Cosmo editor-in-chief Kate White has just written her sixth Bailey Weggins mystery, So Pretty It Hurts, following two stand-alone thrillers,HushandThe Sixes. Here she describes using the writer’s cocktail to finally get that book written.
When I gave a talk recently about my new mystery, So Pretty It Hurts, the man introducing me made a point of saying that I’d written eight thrillers and mysteries. Hearing him stress the number gave me pause. That’s because there was a time when I thought I’d never manage to produce one mystery, let alone eight. In fact, I didn’t write my first book until I was over 40.
In my twenties I had the best of intentions. Longing to be a novelist, I bought a roll-top desk and filled the little pigeonholes with notecards, pencils, edible-looking pink erasers, and everything else I thought an author would need. I routinely swore to myself that I would spend “my entire Saturday afternoon” churning out pages. I made a number of feeble attempts to put words to paper but more often than not I failed to even wrestle my butt into the desk chair. One day I heard a published author say that the sure sign you’re destined to be a writer is if you write all the time. I only thought about writing. It broke my heart to realize there might not be a book in my future.

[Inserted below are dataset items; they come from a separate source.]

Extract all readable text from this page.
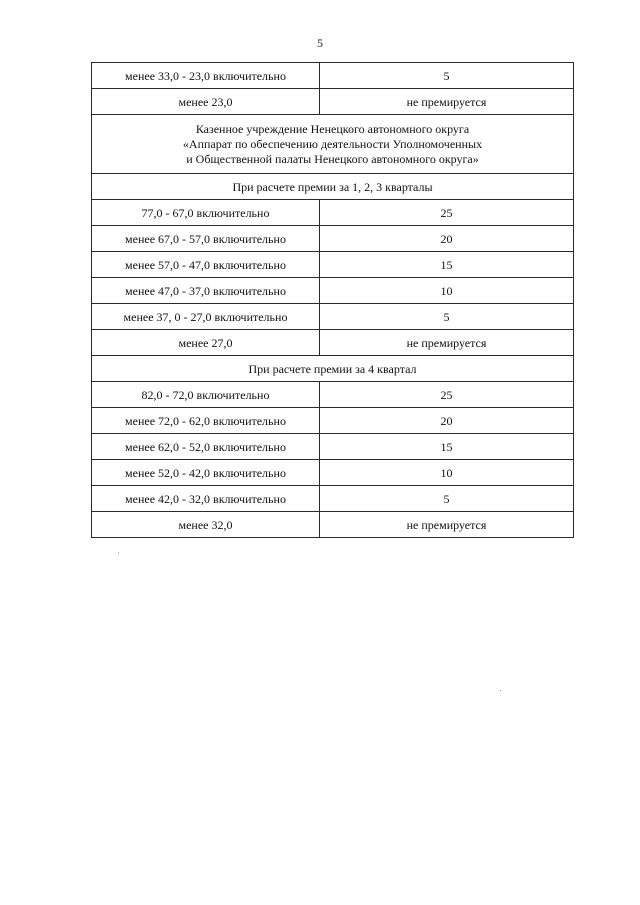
5
менее 33,0 - 23,0 включительно	5
менее 23,0	не премируется

Казенное учреждение Ненецкого автономного округа
«Аппарат по обеспечению деятельности Уполномоченных
и Общественной палаты Ненецкого автономного округа»	

При расчете премии за 1, 2, 3 кварталы	
77,0 - 67,0 включительно	25
менее 67,0 - 57,0 включительно	20
менее 57,0 - 47,0 включительно	15
менее 47,0 - 37,0 включительно	10
менее 37, 0 - 27,0 включительно	5
менее 27,0	не премируется
При расчете премии за 4 квартал	
82,0 - 72,0 включительно	25
менее 72,0 - 62,0 включительно	20
менее 62,0 - 52,0 включительно	15
менее 52,0 - 42,0 включительно	10
менее 42,0 - 32,0 включительно	5
менее 32,0	не премируется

But then, thank god, I discovered “the writer’s cocktail.” That’s my term for the surprising mix of things that make writing doable for me. Once I found it, I was off and running.
The first component is the right desk. One day I realized that I actually I hated my roll top. It made me feel hemmed in both physically and mentally. So I bought two filling cabinets and a block of wood and began to write on that. The big surface was utterly liberating. Over time, with a little experimentation, I also discovered that though I’m a night owl, I write most easily early in the morning. And I came to see that I can’t be forced to write for big blocks of time. I need to play the trick of telling myself that I’ll write for an hour, not an entire afternoon—but then I always keep going. Oddly, it helps, too, if Carmina Burana is playing. (Perhaps that sometimes ominous-sounding music is good for creating whodunits).
So if by chance you long to write but find every excuse to avoid it, try experimenting and see if there’s a writer’s cocktail that will work for you. Cheers!